21 févr. 2007

BUG

La paranoïa a enfin son film-référence. Avec Bug, William Friedkin explose tous les carcans du genre, s'il convient encore de parler de genre. Avec une simple chambre de motel, un microscope et beaucoup de papier alu, le réalisateur de French connection livre un film totalement barré, anxiogène à souhait, aux mille degrés de lecture.

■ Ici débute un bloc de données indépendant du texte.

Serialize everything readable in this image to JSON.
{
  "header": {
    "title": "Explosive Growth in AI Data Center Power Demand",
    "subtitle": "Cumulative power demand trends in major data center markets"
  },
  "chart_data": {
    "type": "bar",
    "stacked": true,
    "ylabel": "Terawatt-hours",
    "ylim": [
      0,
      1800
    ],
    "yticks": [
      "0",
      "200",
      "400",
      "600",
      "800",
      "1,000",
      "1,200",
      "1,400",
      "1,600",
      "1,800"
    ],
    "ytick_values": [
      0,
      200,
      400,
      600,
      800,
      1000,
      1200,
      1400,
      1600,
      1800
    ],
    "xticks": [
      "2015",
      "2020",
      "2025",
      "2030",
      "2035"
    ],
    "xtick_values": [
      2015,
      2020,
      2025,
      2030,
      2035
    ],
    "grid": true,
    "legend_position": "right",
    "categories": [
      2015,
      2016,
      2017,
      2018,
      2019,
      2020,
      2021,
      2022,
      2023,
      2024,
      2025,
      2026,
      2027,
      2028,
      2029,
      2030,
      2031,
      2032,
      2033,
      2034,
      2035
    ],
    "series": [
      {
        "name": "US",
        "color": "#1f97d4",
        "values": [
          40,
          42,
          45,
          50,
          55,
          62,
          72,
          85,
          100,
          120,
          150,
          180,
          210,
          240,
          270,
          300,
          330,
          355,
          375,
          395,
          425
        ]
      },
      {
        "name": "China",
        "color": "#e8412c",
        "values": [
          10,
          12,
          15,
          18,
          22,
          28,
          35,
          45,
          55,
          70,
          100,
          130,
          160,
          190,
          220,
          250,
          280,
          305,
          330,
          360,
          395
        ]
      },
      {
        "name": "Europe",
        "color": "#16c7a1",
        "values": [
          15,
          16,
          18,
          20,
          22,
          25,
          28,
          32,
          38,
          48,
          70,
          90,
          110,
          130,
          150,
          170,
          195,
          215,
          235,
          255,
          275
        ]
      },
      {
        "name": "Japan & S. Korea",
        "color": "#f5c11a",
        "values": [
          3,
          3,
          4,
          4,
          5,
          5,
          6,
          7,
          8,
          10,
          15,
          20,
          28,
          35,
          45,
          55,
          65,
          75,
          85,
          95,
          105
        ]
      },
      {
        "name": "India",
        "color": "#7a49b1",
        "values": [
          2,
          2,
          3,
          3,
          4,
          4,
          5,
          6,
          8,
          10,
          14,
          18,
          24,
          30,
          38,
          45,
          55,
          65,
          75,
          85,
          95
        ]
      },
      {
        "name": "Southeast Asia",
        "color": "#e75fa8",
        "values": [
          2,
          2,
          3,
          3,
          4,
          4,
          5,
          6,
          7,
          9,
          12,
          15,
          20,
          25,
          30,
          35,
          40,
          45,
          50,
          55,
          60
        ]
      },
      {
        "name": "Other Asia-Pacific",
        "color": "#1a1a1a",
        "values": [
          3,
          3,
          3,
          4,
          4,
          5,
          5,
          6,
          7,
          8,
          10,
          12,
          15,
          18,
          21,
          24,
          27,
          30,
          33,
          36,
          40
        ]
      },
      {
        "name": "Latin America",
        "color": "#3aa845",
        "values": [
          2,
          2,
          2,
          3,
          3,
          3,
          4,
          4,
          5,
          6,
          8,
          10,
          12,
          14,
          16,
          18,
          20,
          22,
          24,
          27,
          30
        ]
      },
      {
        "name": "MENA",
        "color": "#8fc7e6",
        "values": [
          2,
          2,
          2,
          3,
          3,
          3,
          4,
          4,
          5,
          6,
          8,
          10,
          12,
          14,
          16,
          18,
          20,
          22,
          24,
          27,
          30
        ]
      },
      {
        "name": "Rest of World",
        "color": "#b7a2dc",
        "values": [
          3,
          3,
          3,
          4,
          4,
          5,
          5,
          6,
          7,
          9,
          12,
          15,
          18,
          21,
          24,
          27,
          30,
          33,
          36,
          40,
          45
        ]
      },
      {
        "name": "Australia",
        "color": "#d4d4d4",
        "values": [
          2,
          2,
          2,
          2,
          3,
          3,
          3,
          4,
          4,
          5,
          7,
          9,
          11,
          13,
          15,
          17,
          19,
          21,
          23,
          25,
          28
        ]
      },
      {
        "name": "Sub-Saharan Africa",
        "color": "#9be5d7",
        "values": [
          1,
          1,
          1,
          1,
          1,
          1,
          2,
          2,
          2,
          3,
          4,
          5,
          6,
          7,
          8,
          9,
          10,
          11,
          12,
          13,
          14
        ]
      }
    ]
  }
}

Bug est un film ambigu et fier de l'être. Il n'y a qu'à voir le titre : parle-t-on d'un insecte, comme ceux qui pourrissent bientôt la vie d'Agnès et Peter? Ou n'y aurait-il pas tout simplement un bug dans la matrice? Évidemment, ne pas compter sur Friedkin pour apporter une réponse exhaustive et terre-à-terre. Tout le délice est là : on ne sait jamais sur quel pied danser. On peut voir dans Bug une description imagée de cette maladie qu'est la schizophrénie ; ou être ébahi par la portée politique du film, qui règle son compte à une certaine idée de l'Amérique ; ou encore se laisser porter par un trip angoissé et angoissant, un voyage dans l'Interzone chère à William S. Burroughs.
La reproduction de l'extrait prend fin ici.